# Downloading Data from Yahoo Finance

Before we can do anything interesting, we need to get data. Downloading it ourselves can be a pain so let's automated it!

In [1]:
from pprint import pprint
import numpy as np
# Let's import the yahoo finance API
import yahoo_finance

def download_data(ticker, start_date, end_date):
    # Do a lookup on a ticker
    share = yahoo_finance.Share(ticker)
    # And query the historical data
    return share.get_historical(start_date, end_date)

# And a little test with Walmart
pprint(download_data('WMT', '2016-02-10', '2016-02-16')[0])
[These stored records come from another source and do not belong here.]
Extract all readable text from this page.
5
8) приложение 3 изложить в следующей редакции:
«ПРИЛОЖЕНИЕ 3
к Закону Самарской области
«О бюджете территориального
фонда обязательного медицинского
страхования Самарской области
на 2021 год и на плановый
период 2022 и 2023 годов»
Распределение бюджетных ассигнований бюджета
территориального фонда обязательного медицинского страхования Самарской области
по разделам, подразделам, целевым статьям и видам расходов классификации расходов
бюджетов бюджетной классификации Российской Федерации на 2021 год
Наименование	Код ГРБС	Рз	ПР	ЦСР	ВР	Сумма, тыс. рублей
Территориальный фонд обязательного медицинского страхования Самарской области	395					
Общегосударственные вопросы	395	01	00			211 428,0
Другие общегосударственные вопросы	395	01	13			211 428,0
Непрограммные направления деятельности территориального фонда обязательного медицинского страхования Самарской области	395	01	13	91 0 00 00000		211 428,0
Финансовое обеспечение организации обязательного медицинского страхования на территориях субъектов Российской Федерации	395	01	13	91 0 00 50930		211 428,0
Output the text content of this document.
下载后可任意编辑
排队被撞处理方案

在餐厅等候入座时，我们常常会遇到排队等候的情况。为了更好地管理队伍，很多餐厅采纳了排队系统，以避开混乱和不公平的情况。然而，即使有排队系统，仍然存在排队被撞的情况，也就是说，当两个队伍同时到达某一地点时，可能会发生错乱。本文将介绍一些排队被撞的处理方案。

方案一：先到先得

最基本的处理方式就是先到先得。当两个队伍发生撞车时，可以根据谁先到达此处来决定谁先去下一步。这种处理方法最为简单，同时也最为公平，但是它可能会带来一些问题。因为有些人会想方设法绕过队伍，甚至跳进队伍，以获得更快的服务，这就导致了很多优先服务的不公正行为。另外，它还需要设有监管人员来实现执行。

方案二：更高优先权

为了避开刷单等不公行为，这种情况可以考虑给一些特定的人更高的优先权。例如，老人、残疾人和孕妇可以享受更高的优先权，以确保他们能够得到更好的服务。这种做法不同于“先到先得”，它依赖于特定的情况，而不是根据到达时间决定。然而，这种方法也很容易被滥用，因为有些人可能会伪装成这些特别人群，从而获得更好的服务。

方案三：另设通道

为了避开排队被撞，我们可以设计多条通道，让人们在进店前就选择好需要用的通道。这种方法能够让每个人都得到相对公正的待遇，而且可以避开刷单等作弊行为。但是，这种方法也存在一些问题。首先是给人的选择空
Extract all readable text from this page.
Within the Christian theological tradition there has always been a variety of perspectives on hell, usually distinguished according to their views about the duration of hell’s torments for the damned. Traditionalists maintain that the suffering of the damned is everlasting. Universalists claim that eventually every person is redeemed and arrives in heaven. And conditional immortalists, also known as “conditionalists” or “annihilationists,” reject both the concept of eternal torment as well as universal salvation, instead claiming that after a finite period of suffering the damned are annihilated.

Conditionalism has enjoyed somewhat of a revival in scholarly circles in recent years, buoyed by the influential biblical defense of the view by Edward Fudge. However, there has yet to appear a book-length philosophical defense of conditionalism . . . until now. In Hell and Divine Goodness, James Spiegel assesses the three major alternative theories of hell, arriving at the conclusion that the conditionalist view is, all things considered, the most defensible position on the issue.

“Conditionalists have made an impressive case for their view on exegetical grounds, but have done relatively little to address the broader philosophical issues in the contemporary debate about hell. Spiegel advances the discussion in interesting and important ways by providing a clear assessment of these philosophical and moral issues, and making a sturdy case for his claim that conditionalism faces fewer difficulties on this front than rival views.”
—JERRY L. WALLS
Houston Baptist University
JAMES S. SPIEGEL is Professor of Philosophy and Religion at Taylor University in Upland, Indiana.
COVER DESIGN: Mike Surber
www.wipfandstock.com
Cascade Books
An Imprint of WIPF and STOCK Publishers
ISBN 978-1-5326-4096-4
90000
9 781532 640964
{'Adj_Close': '65.900002',
 'Close': '65.900002',
 'Date': '2016-02-16',
 'High': '66.800003',
 'Low': '65.50',
 'Open': '66.610001',
 'Symbol': 'WMT',
 'Volume': '10661600'}


# Dealing with Multiple Stocks

The previous code will only allow us to query on a single stock, so let's wrap it so we can iterate over multiple stocks.

In [2]:
def download_from_yf(tickers, start_date, end_date):
    data = {}
    for ticker in tickers:
        data[ticker] = download_data(ticker, start_date, end_date)
    return data

In [3]:
# We need to tell the downloader what stocks we care about!
tickers = ['WMT', 'XOM'] # Walmart and ExxonMobil from example in class

# And also a timerange, i.e. the last month
import datetime
import dateutil.relativedelta

end_date = datetime.date.today()

# And now we just have to subtract a month from end_date
start_date = end_date - dateutil.relativedelta.relativedelta(months=1)
print "Fetch stock data for %s from"%", ".join(tickers), start_date, "to", end_date



Fetch stock data for WMT, XOM from 2016-01-22 to 2016-02-22


But the Yahoo Finance API wants the dates as strings, so we need to convert from a datetime.date object to a string!
* The string is formatted as YYYY-MM-DD (which also happens to be the default format Python uses)

In [4]:
date_format = '%Y-%m-%d' # YYYY-MM-DD in Python
s_date = start_date.strftime(date_format)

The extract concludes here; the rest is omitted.